Before the well-known, talked about and bet upon runners pass the corner of Crescent Street and Queens Plaza South in Long Island City, Queens, the crowd sees a different group of marathoners: the wheelchair racers.

Around 9:30 this morning, the street began to fill with music and cheers from approximately 100 gathered spectators whose goal was to encourage the competitors of the 2015 New York City Marathon.

The crowd was a diverse group consisting of a wide variety of people from different backgrounds— everyone from the Long Island City native who has watched the race from this spot for the past 10 years to the out-of-towner who took a break from her own morning run to watch to Eugene Chisolm, a construction worker from Long Island City.
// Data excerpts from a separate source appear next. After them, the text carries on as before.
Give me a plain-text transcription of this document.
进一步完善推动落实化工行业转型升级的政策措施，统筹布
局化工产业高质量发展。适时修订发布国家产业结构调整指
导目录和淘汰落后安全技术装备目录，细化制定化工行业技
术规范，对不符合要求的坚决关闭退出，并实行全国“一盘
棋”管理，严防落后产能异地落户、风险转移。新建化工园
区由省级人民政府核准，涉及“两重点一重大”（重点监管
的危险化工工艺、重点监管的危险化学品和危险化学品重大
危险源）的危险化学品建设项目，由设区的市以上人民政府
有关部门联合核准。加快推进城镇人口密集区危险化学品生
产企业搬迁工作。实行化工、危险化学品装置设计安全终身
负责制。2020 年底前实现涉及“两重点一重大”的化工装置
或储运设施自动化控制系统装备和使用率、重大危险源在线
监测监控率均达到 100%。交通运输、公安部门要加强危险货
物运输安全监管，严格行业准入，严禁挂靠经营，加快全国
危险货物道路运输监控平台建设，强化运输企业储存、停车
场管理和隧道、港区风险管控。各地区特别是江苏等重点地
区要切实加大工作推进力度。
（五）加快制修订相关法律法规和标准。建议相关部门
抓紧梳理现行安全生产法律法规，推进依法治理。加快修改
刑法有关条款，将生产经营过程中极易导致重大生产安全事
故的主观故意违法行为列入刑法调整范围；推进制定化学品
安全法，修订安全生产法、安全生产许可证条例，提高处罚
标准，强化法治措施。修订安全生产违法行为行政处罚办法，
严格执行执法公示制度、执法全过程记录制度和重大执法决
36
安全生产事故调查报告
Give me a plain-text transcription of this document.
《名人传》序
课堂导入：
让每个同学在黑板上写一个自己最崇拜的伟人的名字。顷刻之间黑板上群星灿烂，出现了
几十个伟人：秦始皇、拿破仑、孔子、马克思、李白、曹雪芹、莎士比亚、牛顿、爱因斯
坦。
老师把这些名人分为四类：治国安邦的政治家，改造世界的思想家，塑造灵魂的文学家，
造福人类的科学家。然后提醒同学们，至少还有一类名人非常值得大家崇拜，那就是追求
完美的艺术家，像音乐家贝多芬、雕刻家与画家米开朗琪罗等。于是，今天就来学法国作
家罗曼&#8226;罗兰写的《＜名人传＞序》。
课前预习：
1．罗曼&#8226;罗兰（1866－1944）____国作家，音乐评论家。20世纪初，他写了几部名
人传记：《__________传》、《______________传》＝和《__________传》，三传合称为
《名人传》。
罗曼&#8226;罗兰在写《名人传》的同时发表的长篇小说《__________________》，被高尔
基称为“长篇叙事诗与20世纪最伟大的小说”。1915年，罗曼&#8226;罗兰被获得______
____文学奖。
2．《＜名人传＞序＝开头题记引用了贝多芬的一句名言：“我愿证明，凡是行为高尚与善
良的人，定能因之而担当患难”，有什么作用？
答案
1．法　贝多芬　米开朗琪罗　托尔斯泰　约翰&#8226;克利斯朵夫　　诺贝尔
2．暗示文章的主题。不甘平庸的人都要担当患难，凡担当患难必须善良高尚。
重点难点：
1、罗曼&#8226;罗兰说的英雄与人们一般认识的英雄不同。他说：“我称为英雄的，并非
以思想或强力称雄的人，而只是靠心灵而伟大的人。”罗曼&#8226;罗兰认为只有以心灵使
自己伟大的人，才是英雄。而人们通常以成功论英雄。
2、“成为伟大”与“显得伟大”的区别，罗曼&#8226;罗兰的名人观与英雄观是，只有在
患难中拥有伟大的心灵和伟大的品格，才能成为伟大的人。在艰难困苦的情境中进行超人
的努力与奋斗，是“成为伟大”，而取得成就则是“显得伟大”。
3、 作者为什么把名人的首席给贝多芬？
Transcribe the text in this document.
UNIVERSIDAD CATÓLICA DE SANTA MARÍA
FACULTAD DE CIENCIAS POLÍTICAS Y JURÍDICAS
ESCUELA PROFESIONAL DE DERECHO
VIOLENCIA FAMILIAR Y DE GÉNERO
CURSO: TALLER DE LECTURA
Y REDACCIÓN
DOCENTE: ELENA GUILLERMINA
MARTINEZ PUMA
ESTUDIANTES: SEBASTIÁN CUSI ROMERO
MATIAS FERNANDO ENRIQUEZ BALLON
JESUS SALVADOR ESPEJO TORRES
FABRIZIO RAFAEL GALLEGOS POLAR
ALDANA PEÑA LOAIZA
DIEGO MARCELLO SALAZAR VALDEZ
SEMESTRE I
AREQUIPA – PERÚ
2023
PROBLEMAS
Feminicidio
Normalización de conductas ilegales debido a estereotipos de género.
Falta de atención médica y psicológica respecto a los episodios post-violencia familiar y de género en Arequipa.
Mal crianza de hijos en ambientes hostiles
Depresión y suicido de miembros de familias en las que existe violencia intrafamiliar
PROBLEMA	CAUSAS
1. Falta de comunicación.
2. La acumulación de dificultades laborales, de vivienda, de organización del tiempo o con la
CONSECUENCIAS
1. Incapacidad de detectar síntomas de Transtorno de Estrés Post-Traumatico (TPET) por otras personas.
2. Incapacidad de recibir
Chisolm, 59, like his father before him, lends his hands to building upon the city he lives in.

“Somebody’s gotta do it,” he said of his work. “It might as well be me.”

Although he has watched the race on TV in the past, Chisolm said it’s better to be there in person to cheer on the racers.

“At the end of the day, I get to drink the water and Gatorade they leave behind,” he added with a laugh.

Chisolm especially likes to watch the wheelchair racers. He believes many of them are veterans like himself.

Every time the crowd’s cheers grew louder, signifying the arrival of another wheelchair athlete, the ex-Marine smiled. “This is what we’re fighting for,” he said.

People gathered at the corner of Crescent Street and Queens Plaza South in Long Island City, Queens, cheer as one of the wheelchair racers passes through. Photo by Karis Rogerson.

People gathered at the corner of Crescent Street and Queens Plaza South in Long Island City, Queens, cheer as one of the wheelchair racers passes through. Photo by Karis Rogerson.

For Chisolm, the marathon is more than just a race. It has significance, he said, for the heart.

He joked that he, at his age, he would be unable to run 26.2 miles, but that he admires those who are.

“It’s a blessing, “just to make it, ” he said.

Even more, though, he thinks the NYC Marathon is what America stands for. The participation of wheelchair racers, he said, proves that in this country, everyone has a chance.

“I love it,” he said. “This is America.”